Eastern Province Soccer Board was established on 18 August 1954. Its inaugural meeting was held at the Port Elizabeth City Hall basement with delegates from the

  • EP Coloured Football Association (EPCFA),
  • EP African Football Association (EPAFA),
  • EP Indian Football Association (EPIFA) and the
  • EP Hotel Employees Association (EPHEA).


Initially known as the Eastern Province Soccer Federation, Mala Moodaley was elected as the first President, with N. Vassen Vice-President, Eric Forbes Secretary and Tom Gundwana the Treasurer.


At a meeting held at the Blessed Oliver Plunket hall in South End on the 5 May 1957, the delegates from the EPCFA mooted a name change from EP Soccer Federation to EP Soccer Board. This change was ratified at a meeting on 9 June 1957. The next major change came into effect in 1962 when the AGM held on 9 April that year resolved that units should drop the reference to “race” in their names and all affiliates adopted a non-racial constitution. This was  the EP African Football Association became the PE North Football Association, the EP Indian Football Association became the PE South Football Association and EP Coloured Football Association became the PE Central and District League.


The advent of the Group Areas Act had a severe impact on the EP Soccer Board (EPSB) during the late 60’s and early 70’s as communities were forced to move out of South End, Fairview, North End, Lakeville, Dowerville, Sidwell and Salisbury Park to Gelvandale, Salt Lake, Arcadia. Salsoneville and West End. Clubs like Swans, South End United, Melbourne, Trojans and Primrose all ceased to exist and the PE Central and District Football league became known as the Port Elizabeth Football Association (PEFA).
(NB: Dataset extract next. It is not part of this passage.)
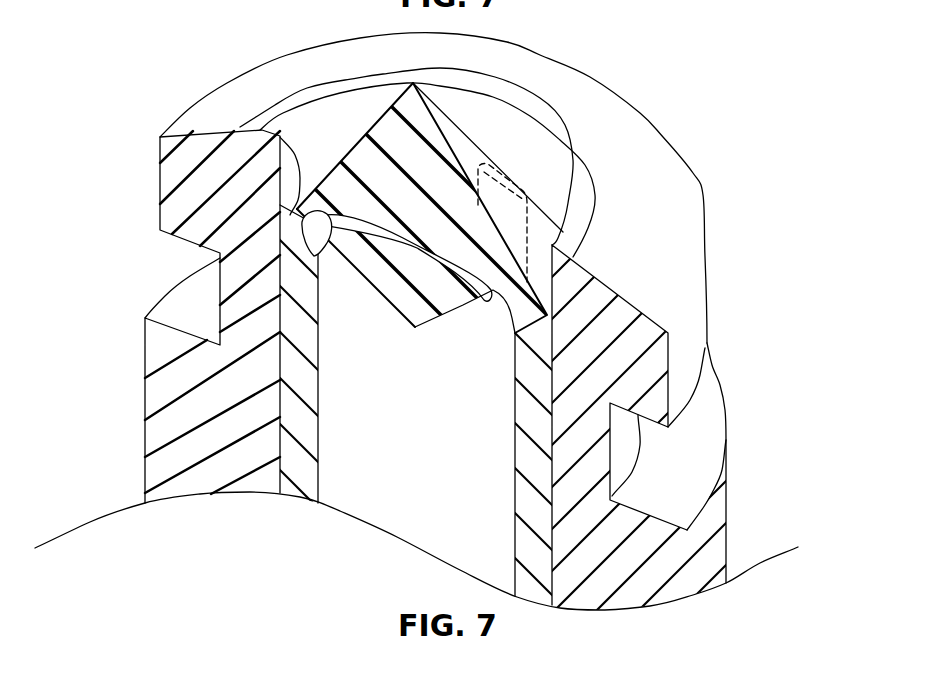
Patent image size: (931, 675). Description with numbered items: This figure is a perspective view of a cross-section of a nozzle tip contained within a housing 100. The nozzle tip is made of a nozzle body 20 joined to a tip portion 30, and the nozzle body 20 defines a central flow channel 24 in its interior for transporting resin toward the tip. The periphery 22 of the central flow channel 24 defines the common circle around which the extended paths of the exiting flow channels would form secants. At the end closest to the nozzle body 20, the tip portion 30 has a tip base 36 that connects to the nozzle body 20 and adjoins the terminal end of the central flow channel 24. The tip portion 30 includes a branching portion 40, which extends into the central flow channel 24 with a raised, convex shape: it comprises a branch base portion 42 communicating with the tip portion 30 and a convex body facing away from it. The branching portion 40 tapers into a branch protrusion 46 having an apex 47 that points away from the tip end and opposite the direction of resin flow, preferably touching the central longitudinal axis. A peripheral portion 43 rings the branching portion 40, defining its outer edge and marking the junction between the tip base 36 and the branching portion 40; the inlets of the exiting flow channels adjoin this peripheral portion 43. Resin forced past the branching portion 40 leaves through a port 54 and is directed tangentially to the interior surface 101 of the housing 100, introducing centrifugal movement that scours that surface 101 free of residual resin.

In 1974, teams of the West End, Arcadia and Salsoneville area formed the Western Suburbs Football Association (WESFA) and affiliated to EPSB. PE North FA with teams like PE United, CCX Callies, Dodgers, Boast Pirates and Eastern Jumpers left the EP Soccer Board to form the New Brighton Football Association. This introduced a period of splits and the formation of rival bodies until the Kwazakele Soccer Board (KWASBO) was established and affiliated independently to the South African Soccer Federation in 1976.
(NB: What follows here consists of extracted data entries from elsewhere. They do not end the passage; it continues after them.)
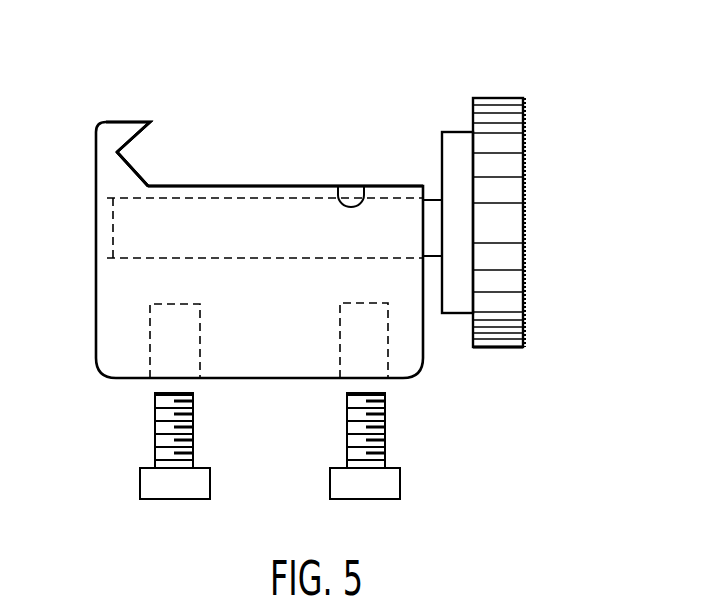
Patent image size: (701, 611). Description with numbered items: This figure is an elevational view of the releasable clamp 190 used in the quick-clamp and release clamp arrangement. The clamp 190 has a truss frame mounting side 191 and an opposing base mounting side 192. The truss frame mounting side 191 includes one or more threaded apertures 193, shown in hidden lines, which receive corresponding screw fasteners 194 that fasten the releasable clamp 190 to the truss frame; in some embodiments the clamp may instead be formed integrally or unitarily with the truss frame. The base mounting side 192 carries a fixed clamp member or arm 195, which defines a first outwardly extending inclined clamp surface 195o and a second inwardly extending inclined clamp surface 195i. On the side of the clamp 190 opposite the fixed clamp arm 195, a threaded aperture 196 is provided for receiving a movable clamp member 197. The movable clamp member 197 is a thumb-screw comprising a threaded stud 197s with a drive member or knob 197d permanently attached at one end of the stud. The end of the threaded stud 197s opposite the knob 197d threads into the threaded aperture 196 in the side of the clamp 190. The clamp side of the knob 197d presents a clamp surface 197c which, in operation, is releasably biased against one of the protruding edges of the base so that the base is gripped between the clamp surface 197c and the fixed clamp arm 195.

The releasable clamp 190 is at (184, 68).
The truss frame mounting side 191 is at (104, 380).
The base mounting side 192 is at (316, 174).
The threaded aperture 193 is at (386, 334).
The screw fastener 194 is at (400, 478).
The fixed clamp member or arm 195 is at (104, 146).
The first outwardly extending inclined clamp surface 195o is at (150, 131).
The second inwardly extending inclined clamp surface 195i is at (140, 174).
The threaded aperture 196 is at (366, 200).
The movable clamp member 197 is at (530, 167).
The clamp surface 197c is at (440, 160).
The drive member or knob 197d is at (502, 348).
The threaded stud 197s is at (132, 226).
In 1983 the units in Uitenhage made up of Rosedale, Langa, Kabah, and Kwanobuhle formed the Uitenhage and Districts Soccer Board (UDISBO). As a result, the Eastern Cape then comprised three provincial organizations, namely the EPSB, KWASBO and UDISBO.


The EPSB took the initiative in 1985 to create a single controlling body in the Eastern Cape with the formation of the Eastern Cape Soccer League. Danny Jordaan was elected President, with Ihron Rensburg as Vice-President, Errol Heynes as Secretary, Yusuf Lorgat as Treasurer and Johnson Khula as PRO. Unfortunately, the Eastern Cape experienced serious problems in terms of unrest and repression during 1985 when  teams had to defy the Group Areas Act which sought to prevent clubs from playing outside their own “group area”.


In 1988, the EPSB initiated the formation of a unified Eastern Cape Regional league comprising teams from EPSB, Kwasbo, Udisbo and the Border Soccer Board. A year later the EPSB extended executive was formed to supervise the affairs of all footballers in the Eastern Cape. This body was jointly chaired by Danny Jordaan and Merriman Zuma.


With the dawn of a new democratic society on the horizon, Danny Jordaan and Colin Trader of the EP Football Association were appointed as facilitators to form a unified football body in the Eastern Cape. This initiative gave birth to the formation of SAFA-EP in 1992. The various bodies in the province became known as Districts who were all affiliated to SAFA-EP. The EPSB then had to undergo another name change to become the Northern Areas Soccer Board (NASB).


It retained this name until 2008, when the South African Football Association directed all affiliates to adopt the “Football Association” tag behind their identity. As a direct result, the NASB became NAFA PE – Northern Areas Football Association-Port Elizabeth as it is known today.